The photos above show De Niro in some color production photos for The Wedding Party, the first feature film for both De Niro and De Palma. In his post, de Seife also includes a snapshot of the Wedding Party screenplay, featuring some of De Niro's notes.
Here is an excerpt of some of de Seife's other findings:
The film Hi, Mom! is a vicious satire of Vietnam-era politics and liberal empty-headedness; it remains one of the most subversive of all American films. Much of its deserved reputation for challenging satire rests on the infamous “Be Black, Baby” sequence, in which the members of a black radical group stage a work of participatory theater designed to allow white people to “experience” blackness. Patrons are subjected to all manner of abuse… and then rave about the show. It’s a deeply ambiguous and still pretty shocking scene.
De Niro’s own notes for this scene are, in total: “At ‘Be Black, Baby’ play where I play a cop and beat up the white liberals painted black.” The paucity of this description itself speaks to the importance of improvisation to both De Niro’s and De Palma’s art; this, in turn, reveals a great deal about the nature of the film’s production.
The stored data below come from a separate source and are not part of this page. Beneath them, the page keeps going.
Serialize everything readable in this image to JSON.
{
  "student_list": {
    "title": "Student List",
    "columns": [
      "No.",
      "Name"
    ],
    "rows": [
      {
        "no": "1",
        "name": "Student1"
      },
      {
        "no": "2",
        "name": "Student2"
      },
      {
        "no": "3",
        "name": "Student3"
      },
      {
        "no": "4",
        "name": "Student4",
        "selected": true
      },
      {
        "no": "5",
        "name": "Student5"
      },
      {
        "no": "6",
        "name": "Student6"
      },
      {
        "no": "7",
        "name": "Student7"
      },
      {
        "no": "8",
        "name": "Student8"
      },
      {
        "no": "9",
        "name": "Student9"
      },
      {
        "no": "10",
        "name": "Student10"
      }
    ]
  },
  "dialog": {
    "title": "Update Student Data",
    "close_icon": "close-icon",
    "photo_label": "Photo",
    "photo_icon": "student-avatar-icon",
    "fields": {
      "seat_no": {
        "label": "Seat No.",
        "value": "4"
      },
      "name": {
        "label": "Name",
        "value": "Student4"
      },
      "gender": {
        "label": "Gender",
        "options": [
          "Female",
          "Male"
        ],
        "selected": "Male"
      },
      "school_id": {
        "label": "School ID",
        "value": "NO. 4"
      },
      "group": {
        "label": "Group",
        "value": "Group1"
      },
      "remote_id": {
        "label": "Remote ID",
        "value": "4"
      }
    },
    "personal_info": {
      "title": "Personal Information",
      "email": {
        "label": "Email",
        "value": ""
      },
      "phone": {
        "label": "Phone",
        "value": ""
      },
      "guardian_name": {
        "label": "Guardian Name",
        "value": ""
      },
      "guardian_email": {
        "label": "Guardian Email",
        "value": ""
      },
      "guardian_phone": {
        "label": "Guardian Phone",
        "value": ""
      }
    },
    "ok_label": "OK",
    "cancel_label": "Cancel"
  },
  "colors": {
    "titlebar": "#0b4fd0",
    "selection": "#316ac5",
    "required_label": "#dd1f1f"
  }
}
The most intriguing of my finds in the De Niro papers pertains to a De Palma film in which De Niro does not even appear. De Palma made Home Movies in 1980 in an unprecedented collaboration with film students at Sarah Lawrence. In the collection was a treatment (a kind of synopsis) of the script dated from 1970; apparently De Niro had been considered for a part in it. The treatment differs in significant ways from the film as it was made a decade later, and those differences themselves may also prove revelatory of De Palma’s evolution as an artist.